A Matino, i carabinieri della locale stazione hanno arrestato Michel Perdicchia, 30 anni.
L’uomo, già sottoposto agli arresti domiciliari per associazione finalizzata al traffico di stupefacenti, è evaso, così come accertato da carabinieri che hanno richiesto ed ottenuto l’aggravamento della misura. Arrestato, espletate le formalità di rito, è stato accompagnato presso la casa circondariale “Borgo San Nicola” di Lecce.
Sempre per evasione, a Taviano è stato arrestato Salvatore Alfarano Giglio, 29 anni. L’uomo era ai domiciliari per rapina pluriaggravata, ora per lui si sono aperte le porte del carcere.

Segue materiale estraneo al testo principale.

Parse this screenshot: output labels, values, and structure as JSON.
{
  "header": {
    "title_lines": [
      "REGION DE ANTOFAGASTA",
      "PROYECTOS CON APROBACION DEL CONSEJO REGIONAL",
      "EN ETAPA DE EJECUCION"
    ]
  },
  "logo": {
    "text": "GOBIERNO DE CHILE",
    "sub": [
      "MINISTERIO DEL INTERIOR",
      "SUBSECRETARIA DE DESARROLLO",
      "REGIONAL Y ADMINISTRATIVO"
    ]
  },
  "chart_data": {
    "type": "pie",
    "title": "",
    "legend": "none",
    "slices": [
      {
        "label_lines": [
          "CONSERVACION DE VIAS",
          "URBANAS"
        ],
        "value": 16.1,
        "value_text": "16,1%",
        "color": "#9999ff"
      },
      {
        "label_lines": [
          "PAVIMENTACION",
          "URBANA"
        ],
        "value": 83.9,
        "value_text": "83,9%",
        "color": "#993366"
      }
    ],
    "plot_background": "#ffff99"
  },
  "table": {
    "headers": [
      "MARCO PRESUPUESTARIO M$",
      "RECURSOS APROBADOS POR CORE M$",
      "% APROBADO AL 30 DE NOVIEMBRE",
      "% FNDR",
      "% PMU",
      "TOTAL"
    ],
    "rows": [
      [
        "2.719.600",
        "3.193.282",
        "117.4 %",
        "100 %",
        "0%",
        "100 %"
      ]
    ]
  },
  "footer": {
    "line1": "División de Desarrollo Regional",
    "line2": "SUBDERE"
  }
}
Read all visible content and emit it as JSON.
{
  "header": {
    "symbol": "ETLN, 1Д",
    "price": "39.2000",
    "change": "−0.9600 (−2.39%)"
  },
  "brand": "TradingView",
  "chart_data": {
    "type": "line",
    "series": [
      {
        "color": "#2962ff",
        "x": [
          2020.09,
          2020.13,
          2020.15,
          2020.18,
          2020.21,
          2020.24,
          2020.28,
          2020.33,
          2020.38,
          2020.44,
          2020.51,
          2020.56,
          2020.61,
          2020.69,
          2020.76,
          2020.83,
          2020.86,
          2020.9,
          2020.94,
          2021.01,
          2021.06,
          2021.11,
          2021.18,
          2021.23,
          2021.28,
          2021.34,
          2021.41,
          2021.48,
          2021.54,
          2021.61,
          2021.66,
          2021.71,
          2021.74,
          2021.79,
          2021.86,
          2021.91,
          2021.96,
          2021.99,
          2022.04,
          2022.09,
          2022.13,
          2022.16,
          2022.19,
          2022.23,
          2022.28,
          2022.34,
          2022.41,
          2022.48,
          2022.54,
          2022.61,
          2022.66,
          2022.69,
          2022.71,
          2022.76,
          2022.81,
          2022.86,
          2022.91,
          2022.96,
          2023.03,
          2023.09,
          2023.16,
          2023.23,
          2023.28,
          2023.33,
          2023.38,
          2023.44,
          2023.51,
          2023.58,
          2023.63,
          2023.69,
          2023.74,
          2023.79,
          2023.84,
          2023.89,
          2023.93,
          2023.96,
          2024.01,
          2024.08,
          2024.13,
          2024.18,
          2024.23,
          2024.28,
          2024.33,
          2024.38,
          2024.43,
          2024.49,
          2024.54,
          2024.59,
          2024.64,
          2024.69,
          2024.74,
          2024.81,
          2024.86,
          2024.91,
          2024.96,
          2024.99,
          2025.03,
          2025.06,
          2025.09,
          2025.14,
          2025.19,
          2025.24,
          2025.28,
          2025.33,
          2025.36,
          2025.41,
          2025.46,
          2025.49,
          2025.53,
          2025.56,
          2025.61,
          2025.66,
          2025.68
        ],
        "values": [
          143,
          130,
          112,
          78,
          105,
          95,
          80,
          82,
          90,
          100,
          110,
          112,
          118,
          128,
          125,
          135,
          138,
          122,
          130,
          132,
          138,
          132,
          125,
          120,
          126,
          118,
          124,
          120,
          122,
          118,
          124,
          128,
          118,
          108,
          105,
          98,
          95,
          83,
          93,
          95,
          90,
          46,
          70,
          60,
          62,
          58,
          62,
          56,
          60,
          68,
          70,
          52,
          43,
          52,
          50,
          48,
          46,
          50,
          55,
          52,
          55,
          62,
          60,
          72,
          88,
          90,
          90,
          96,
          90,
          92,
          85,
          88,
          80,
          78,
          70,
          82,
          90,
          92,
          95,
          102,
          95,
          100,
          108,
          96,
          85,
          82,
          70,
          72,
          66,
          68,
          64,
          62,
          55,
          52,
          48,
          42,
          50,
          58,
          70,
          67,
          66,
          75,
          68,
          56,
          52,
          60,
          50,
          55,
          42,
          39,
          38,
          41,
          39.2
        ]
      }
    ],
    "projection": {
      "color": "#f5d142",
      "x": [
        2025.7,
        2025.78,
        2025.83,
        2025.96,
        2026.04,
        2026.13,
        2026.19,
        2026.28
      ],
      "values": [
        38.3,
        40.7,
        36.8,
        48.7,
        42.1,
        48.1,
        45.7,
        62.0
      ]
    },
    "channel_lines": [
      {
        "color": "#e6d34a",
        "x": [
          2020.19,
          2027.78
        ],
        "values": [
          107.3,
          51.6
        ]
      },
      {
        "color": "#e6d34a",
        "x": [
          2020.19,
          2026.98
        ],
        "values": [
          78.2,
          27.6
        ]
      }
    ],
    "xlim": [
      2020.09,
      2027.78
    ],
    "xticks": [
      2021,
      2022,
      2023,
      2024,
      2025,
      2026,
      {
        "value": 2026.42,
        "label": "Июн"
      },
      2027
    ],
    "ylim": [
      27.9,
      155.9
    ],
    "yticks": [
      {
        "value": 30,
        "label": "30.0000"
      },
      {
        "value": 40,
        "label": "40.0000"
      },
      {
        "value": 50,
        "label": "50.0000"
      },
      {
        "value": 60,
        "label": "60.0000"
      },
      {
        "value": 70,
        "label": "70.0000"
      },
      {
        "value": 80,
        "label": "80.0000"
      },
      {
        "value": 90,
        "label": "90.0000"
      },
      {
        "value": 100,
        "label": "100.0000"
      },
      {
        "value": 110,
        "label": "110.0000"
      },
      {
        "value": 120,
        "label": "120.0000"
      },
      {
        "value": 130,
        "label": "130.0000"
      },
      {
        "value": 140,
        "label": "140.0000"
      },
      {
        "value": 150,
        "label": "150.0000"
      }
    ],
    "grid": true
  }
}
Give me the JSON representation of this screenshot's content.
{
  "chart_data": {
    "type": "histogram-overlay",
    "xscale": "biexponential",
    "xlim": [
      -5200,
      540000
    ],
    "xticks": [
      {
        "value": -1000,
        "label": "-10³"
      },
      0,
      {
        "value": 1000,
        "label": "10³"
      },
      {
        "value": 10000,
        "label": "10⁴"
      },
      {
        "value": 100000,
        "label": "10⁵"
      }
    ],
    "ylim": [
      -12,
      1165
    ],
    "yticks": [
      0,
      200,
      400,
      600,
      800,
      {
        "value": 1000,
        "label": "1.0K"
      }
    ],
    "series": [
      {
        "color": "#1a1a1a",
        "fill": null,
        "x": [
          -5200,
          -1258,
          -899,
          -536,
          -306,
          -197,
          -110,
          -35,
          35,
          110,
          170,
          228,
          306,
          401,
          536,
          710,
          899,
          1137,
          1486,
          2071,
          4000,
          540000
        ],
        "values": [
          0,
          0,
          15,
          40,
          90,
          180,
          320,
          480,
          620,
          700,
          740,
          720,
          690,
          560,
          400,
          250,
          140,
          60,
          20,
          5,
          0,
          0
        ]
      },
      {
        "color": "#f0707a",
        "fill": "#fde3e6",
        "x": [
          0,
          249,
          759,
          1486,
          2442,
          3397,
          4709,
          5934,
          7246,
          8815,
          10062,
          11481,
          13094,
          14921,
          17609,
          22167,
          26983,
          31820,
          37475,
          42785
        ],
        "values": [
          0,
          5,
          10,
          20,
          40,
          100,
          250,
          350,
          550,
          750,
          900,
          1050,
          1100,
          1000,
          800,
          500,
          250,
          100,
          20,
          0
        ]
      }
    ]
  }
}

Ad Ugento i carabinieri hanno arrestato un uomo del posto poiché riconosciuto colpevole di reati in materia di disciplina igienica della produzione e della vendita di sostanze alimentari e delle bevande, commessi ad Oria nel 2010, per cui dovrà scontare la pena definitiva di un mese di arresto. Arrestato, espletate le formalità di rito, è stato sottoposto al regime della detenzione domiciliare.
A Casarano i Carabinieri della locale stazione, con il supporto dell’Unità Cinofila di Modugno (Ba) hanno arrestato in flagranza A. G., 71 anni, del posto. In seguito a perquisizione domiciliare è stato sorpreso con sei involucri contenenti complessivamente 2,57 grammi di cocaina, 390 euro in contanti di vario taglio e vario materiale per il confezionamento. L’uomo ora è al regime di arresti domiciliari.
Ad Alliste arrestato Eros Fasano, 56 anni: sottoposto alla misura della detenzione domiciliare, ha più volte violato le prescrizioni derivanti dalla misura imposta, così come accertato dai carabinieri. Arrestato, espletate le formalità di rito, è stato tradotto presso la casa circondariale di Lecce.
A Calimera, nella serata di ieri, sono finiti in manette Giovanni Doria, 54 anni, e Antonio Marullo, 38 anni. Sono stati sorpresi mentre stavano cercando di intrufolarsi nell’abitazione di un’anziana signora in quel momento presente in casa. I due malintenzionati sono stati colti proprio nell’atto di forzare la porta d’ingresso dell’abitazione mediante l’utilizzo di un arnese da scasso. I malviventi sono quindi stati tratti in arresto per tentato furto in abitazione in concorso e su disposizione del magistrato di turno sono stati condotti in carcere.